Der so von jeder ökonomischen Verantwortung, von jeder Schuld und Straffälligkeit der Vergangenheit und den Anderen gegenüber befreite Mensch wird über einen neuen Mehrwert verfügen, der nicht mit Geld berechnet werden kann, da er sich unmöglich auf das Mass der Lohnarbeit reduzieren lässt – den Wert des Spieles, des frei konstruierten Lebens. Die Ausübung dieser spielerischen Schöpfung ist die Garantie der Freiheit eines jeden und aller im Rahmen der einzigen durch die Nicht-Ausbeutung des Menschen durch den Menschen garantierten Gleichheit. Die Befreiung des Spiels ist seine schöpferische Autonomie, die über die alte Trennung zwischen aufgezwungener Arbeit und passiver Freizeit hinausgeht.

It’s high time we start applying the lessons of games to the design of our everyday lives.

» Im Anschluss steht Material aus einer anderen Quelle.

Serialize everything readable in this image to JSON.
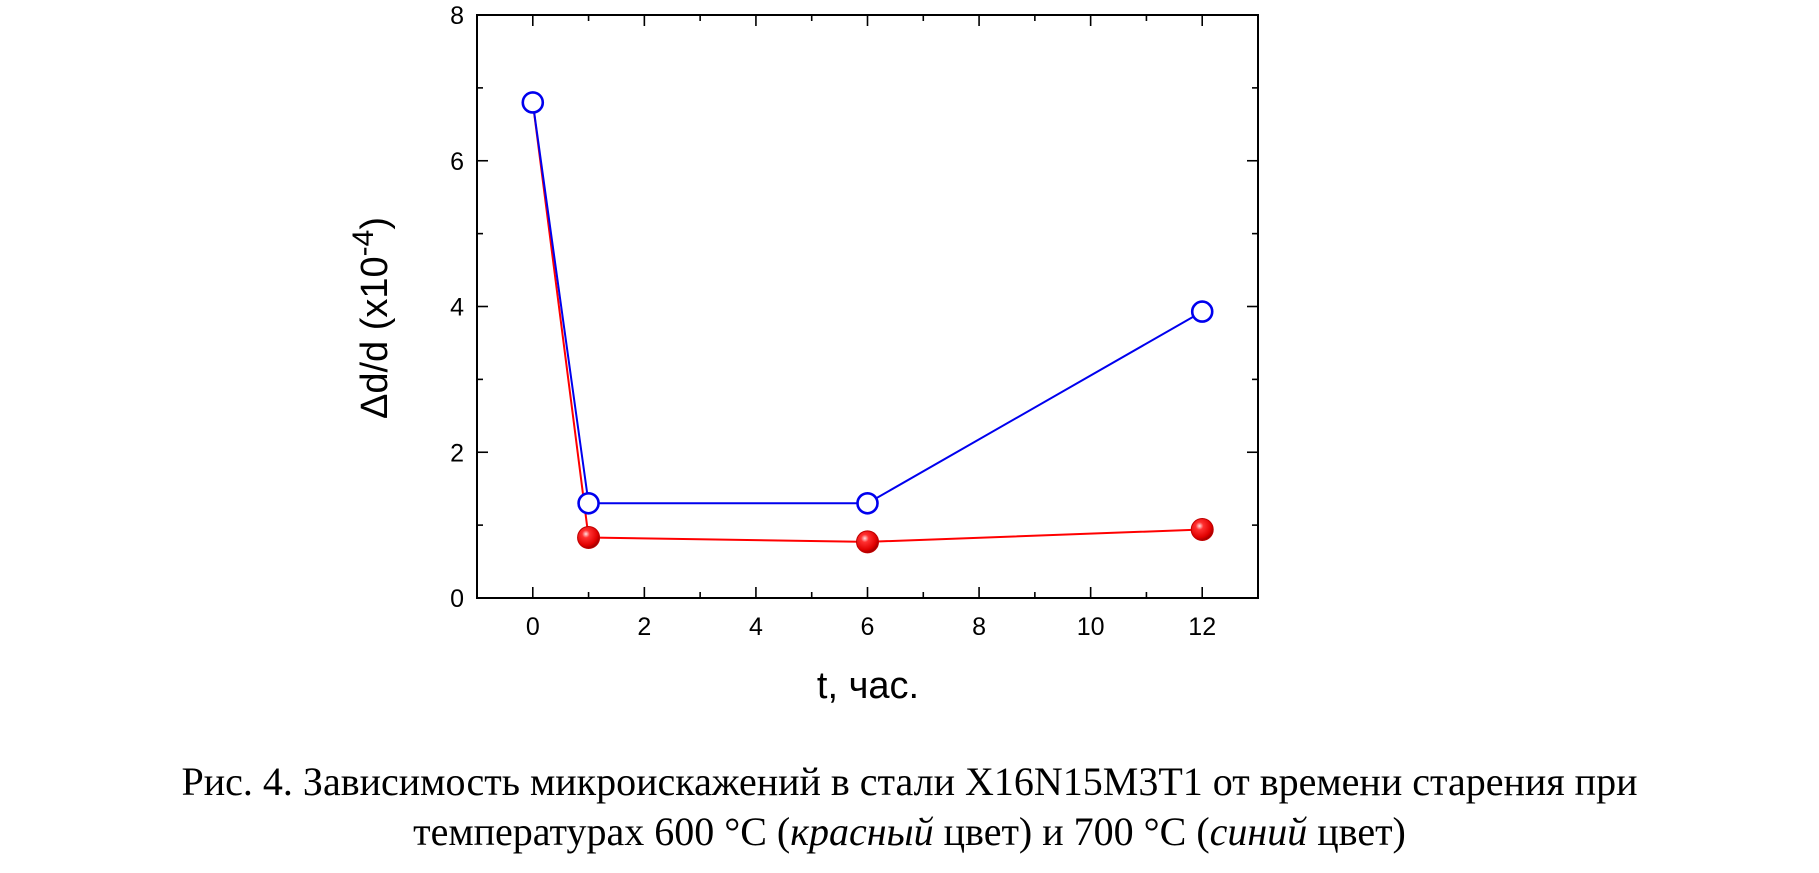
{
  "chart_data": {
    "type": "line",
    "xlabel": "t, час.",
    "ylabel": "Δd/d (x10",
    "ylabel_exp": "-4",
    "ylabel_close": ")",
    "xlim": [
      -1,
      13
    ],
    "ylim": [
      0,
      8
    ],
    "xticks": [
      0,
      2,
      4,
      6,
      8,
      10,
      12
    ],
    "yticks": [
      0,
      2,
      4,
      6,
      8
    ],
    "grid": false,
    "series": [
      {
        "color": "#ff0000",
        "marker": "filled-sphere",
        "points": [
          {
            "x": 0,
            "y": 6.8
          },
          {
            "x": 1,
            "y": 0.83
          },
          {
            "x": 6,
            "y": 0.77
          },
          {
            "x": 12,
            "y": 0.94
          }
        ],
        "marker_points": [
          1,
          2,
          3
        ]
      },
      {
        "color": "#0000ee",
        "marker": "open-circle",
        "points": [
          {
            "x": 0,
            "y": 6.8
          },
          {
            "x": 1,
            "y": 1.3
          },
          {
            "x": 6,
            "y": 1.3
          },
          {
            "x": 12,
            "y": 3.93
          }
        ],
        "marker_points": [
          0,
          1,
          2,
          3
        ]
      }
    ]
  },
  "caption": {
    "line1": "Рис. 4. Зависимость микроискажений в стали X16N15M3T1 от времени старения при",
    "line2_a": "температурах 600 °С (",
    "line2_b": "красный",
    "line2_c": " цвет) и 700 °С (",
    "line2_d": "синий",
    "line2_e": " цвет)"
  }
}
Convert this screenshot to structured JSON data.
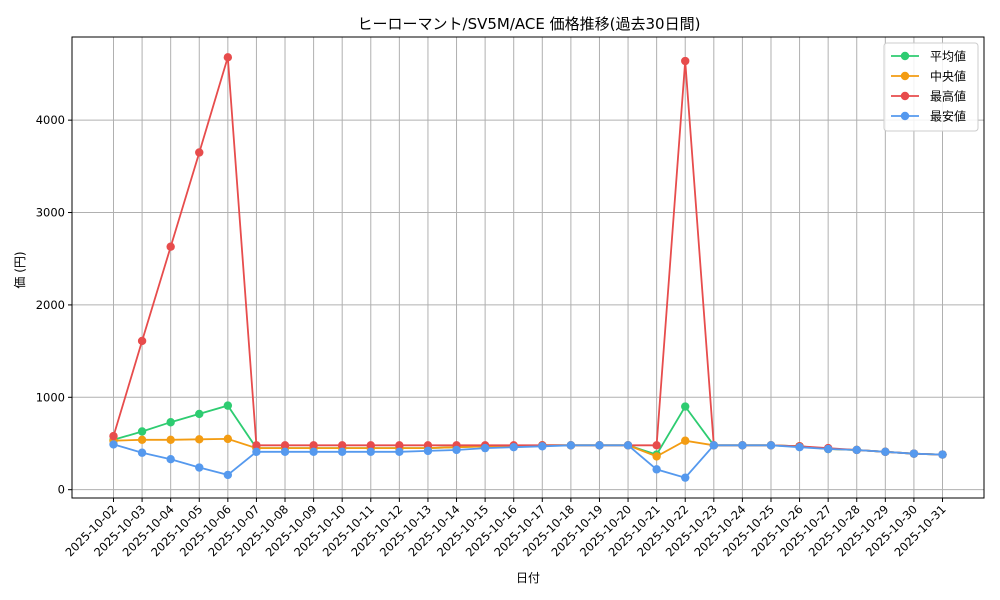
{
  "chart_data": {
    "type": "line",
    "title": "ヒーローマント/SV5M/ACE 価格推移(過去30日間)",
    "xlabel": "日付",
    "ylabel": "価 (円)",
    "ylim": [
      -90,
      4900
    ],
    "yticks": [
      0,
      1000,
      2000,
      3000,
      4000
    ],
    "grid": true,
    "legend_position": "top-right",
    "categories": [
      "2025-10-02",
      "2025-10-03",
      "2025-10-04",
      "2025-10-05",
      "2025-10-06",
      "2025-10-07",
      "2025-10-08",
      "2025-10-09",
      "2025-10-10",
      "2025-10-11",
      "2025-10-12",
      "2025-10-13",
      "2025-10-14",
      "2025-10-15",
      "2025-10-16",
      "2025-10-17",
      "2025-10-18",
      "2025-10-19",
      "2025-10-20",
      "2025-10-21",
      "2025-10-22",
      "2025-10-23",
      "2025-10-24",
      "2025-10-25",
      "2025-10-26",
      "2025-10-27",
      "2025-10-28",
      "2025-10-29",
      "2025-10-30",
      "2025-10-31"
    ],
    "series": [
      {
        "name": "平均値",
        "color": "#2ecc71",
        "values": [
          540,
          630,
          730,
          820,
          910,
          450,
          450,
          450,
          450,
          450,
          450,
          450,
          460,
          470,
          470,
          480,
          480,
          480,
          480,
          380,
          900,
          480,
          480,
          480,
          470,
          440,
          430,
          410,
          390,
          380
        ]
      },
      {
        "name": "中央値",
        "color": "#f39c12",
        "values": [
          530,
          540,
          540,
          545,
          550,
          450,
          450,
          450,
          450,
          450,
          450,
          450,
          460,
          470,
          470,
          480,
          480,
          480,
          480,
          360,
          530,
          480,
          480,
          480,
          470,
          440,
          430,
          410,
          390,
          380
        ]
      },
      {
        "name": "最高値",
        "color": "#e74c4c",
        "values": [
          580,
          1610,
          2630,
          3650,
          4680,
          480,
          480,
          480,
          480,
          480,
          480,
          480,
          480,
          480,
          480,
          480,
          480,
          480,
          480,
          480,
          4640,
          480,
          480,
          480,
          470,
          450,
          430,
          410,
          390,
          380
        ]
      },
      {
        "name": "最安値",
        "color": "#5599ee",
        "values": [
          490,
          400,
          330,
          240,
          160,
          410,
          410,
          410,
          410,
          410,
          410,
          420,
          430,
          450,
          460,
          470,
          480,
          480,
          480,
          220,
          130,
          480,
          480,
          480,
          460,
          440,
          430,
          410,
          390,
          380
        ]
      }
    ]
  }
}
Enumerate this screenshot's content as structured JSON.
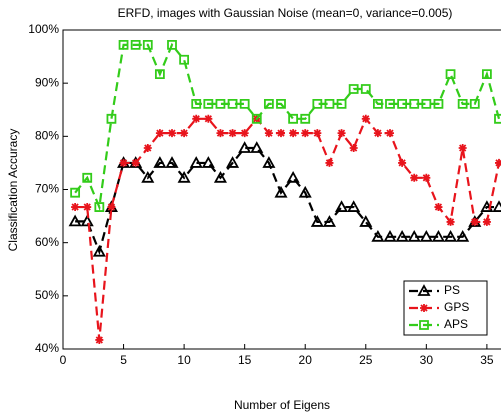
{
  "chart_data": {
    "type": "line",
    "title": "ERFD, images with Gaussian Noise (mean=0, variance=0.005)",
    "x_label": "Number of Eigens",
    "y_label": "Classification Accuracy",
    "x": [
      1,
      2,
      3,
      4,
      5,
      6,
      7,
      8,
      9,
      10,
      11,
      12,
      13,
      14,
      15,
      16,
      17,
      18,
      19,
      20,
      21,
      22,
      23,
      24,
      25,
      26,
      27,
      28,
      29,
      30,
      31,
      32,
      33,
      34,
      35,
      36
    ],
    "series": [
      {
        "name": "PS",
        "color": "#000000",
        "marker": "triangle",
        "values": [
          64,
          64,
          58.3,
          66.7,
          75,
          75,
          72.2,
          75,
          75,
          72.2,
          75,
          75,
          72.2,
          75,
          77.8,
          77.8,
          75,
          69.4,
          72.2,
          69.4,
          63.9,
          63.9,
          66.7,
          66.7,
          63.9,
          61.1,
          61.1,
          61.1,
          61.1,
          61.1,
          61.1,
          61.1,
          61.1,
          63.9,
          66.7,
          66.7
        ]
      },
      {
        "name": "GPS",
        "color": "#e8141c",
        "marker": "star",
        "values": [
          66.7,
          66.7,
          41.7,
          66.7,
          75,
          75,
          77.8,
          80.6,
          80.6,
          80.6,
          83.3,
          83.3,
          80.6,
          80.6,
          80.6,
          83.3,
          80.6,
          80.6,
          80.6,
          80.6,
          80.6,
          75,
          80.6,
          77.8,
          83.3,
          80.6,
          80.6,
          75,
          72.2,
          72.2,
          66.7,
          63.9,
          77.8,
          63.9,
          63.9,
          75
        ]
      },
      {
        "name": "APS",
        "color": "#33cc1a",
        "marker": "square",
        "values": [
          69.4,
          72.2,
          66.7,
          83.3,
          97.2,
          97.2,
          97.2,
          91.7,
          97.2,
          94.4,
          86.1,
          86.1,
          86.1,
          86.1,
          86.1,
          83.3,
          86.1,
          86.1,
          83.3,
          83.3,
          86.1,
          86.1,
          86.1,
          88.9,
          88.9,
          86.1,
          86.1,
          86.1,
          86.1,
          86.1,
          86.1,
          91.7,
          86.1,
          86.1,
          91.7,
          83.3
        ]
      }
    ],
    "xlim": [
      0,
      36
    ],
    "xticks": [
      0,
      5,
      10,
      15,
      20,
      25,
      30,
      35
    ],
    "ylim": [
      40,
      100
    ],
    "yticks": [
      {
        "value": 40,
        "label": "40%"
      },
      {
        "value": 50,
        "label": "50%"
      },
      {
        "value": 60,
        "label": "60%"
      },
      {
        "value": 70,
        "label": "70%"
      },
      {
        "value": 80,
        "label": "80%"
      },
      {
        "value": 90,
        "label": "90%"
      },
      {
        "value": 100,
        "label": "100%"
      }
    ],
    "legend": "lower right"
  }
}
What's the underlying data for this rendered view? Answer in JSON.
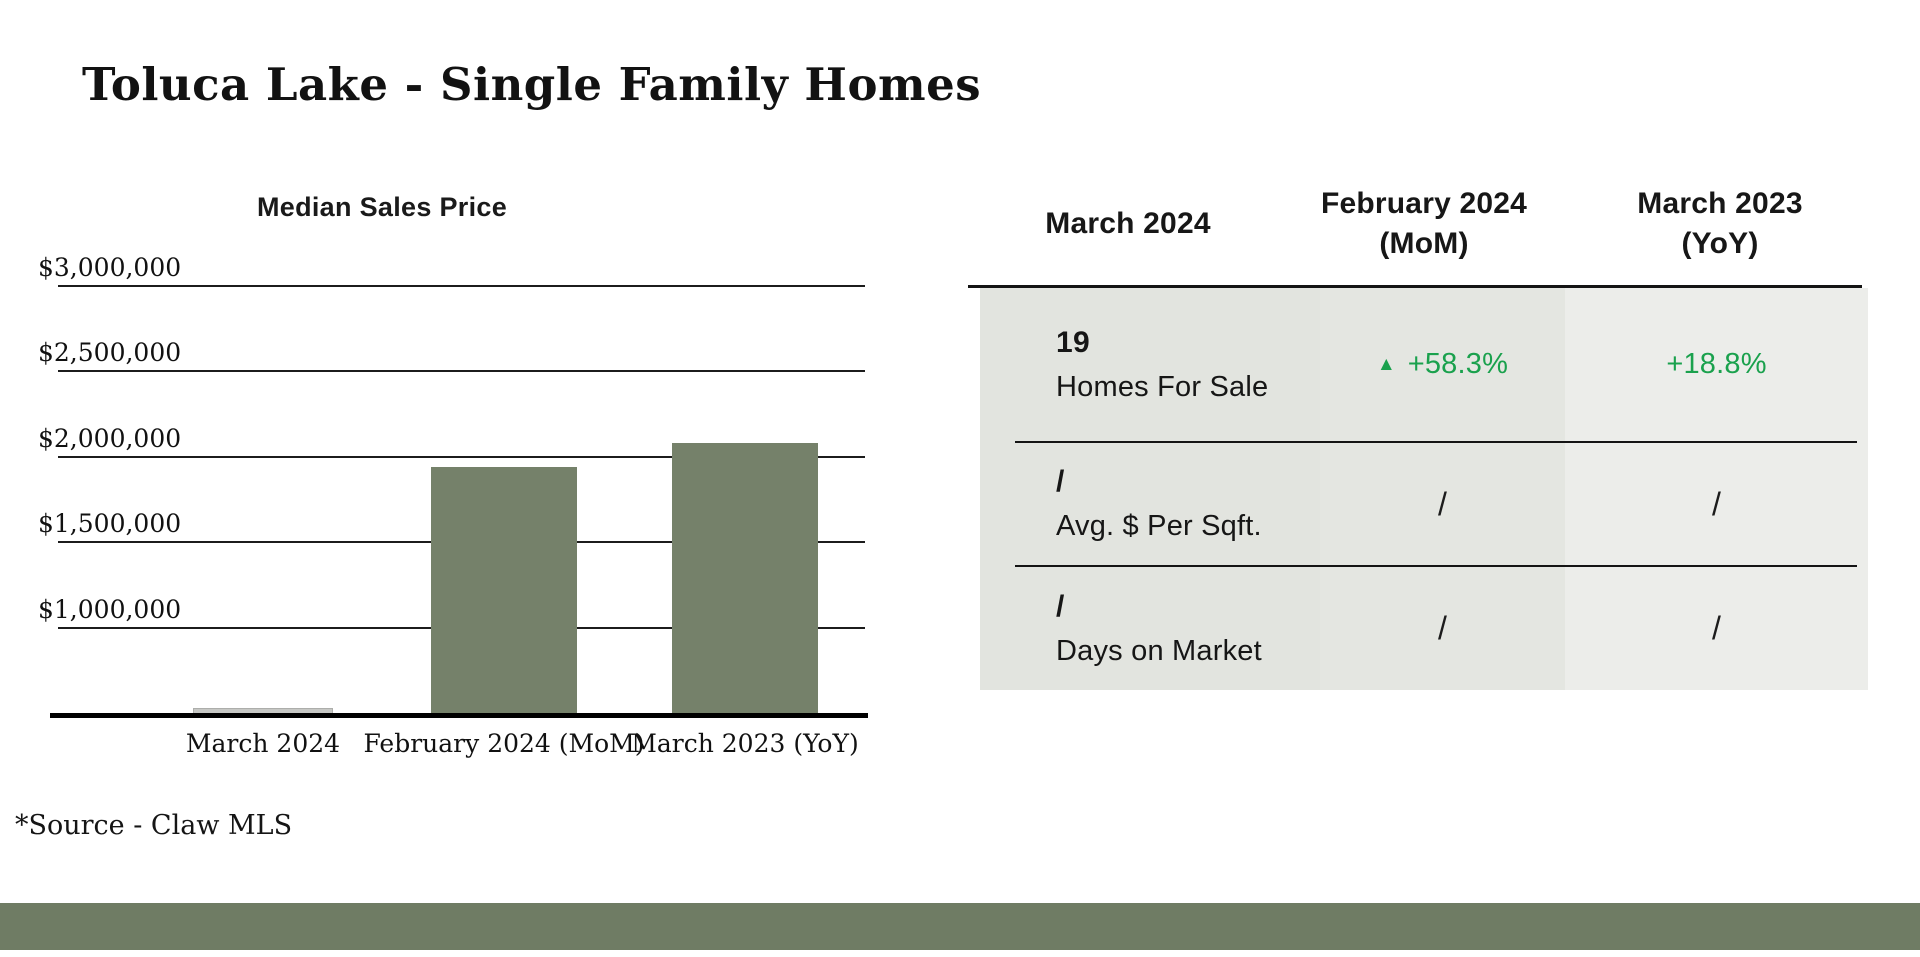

Gamification sorgt dafür, dass die Grenze zwischen Freizeit und Arbeit verschwimmt. Die Freizeit gehörte zwar nie ganz uns, weil ihr Zweck schon immer war, dass wir uns in ihr für die Arbeit erholen. Aber sie war auch nie identisch mit der Arbeit. In einer gamifizierten Kontrollgesellschaft sind die beiden Bereiche im Idealfall nicht mehr zu unterscheiden.

Wo es heute ein Privileg ist, Freizeit zu haben und in ihr spielen zu dürfen, wird es in einer gamifizierten Welt zum Luxus, nicht spielen zu müssen.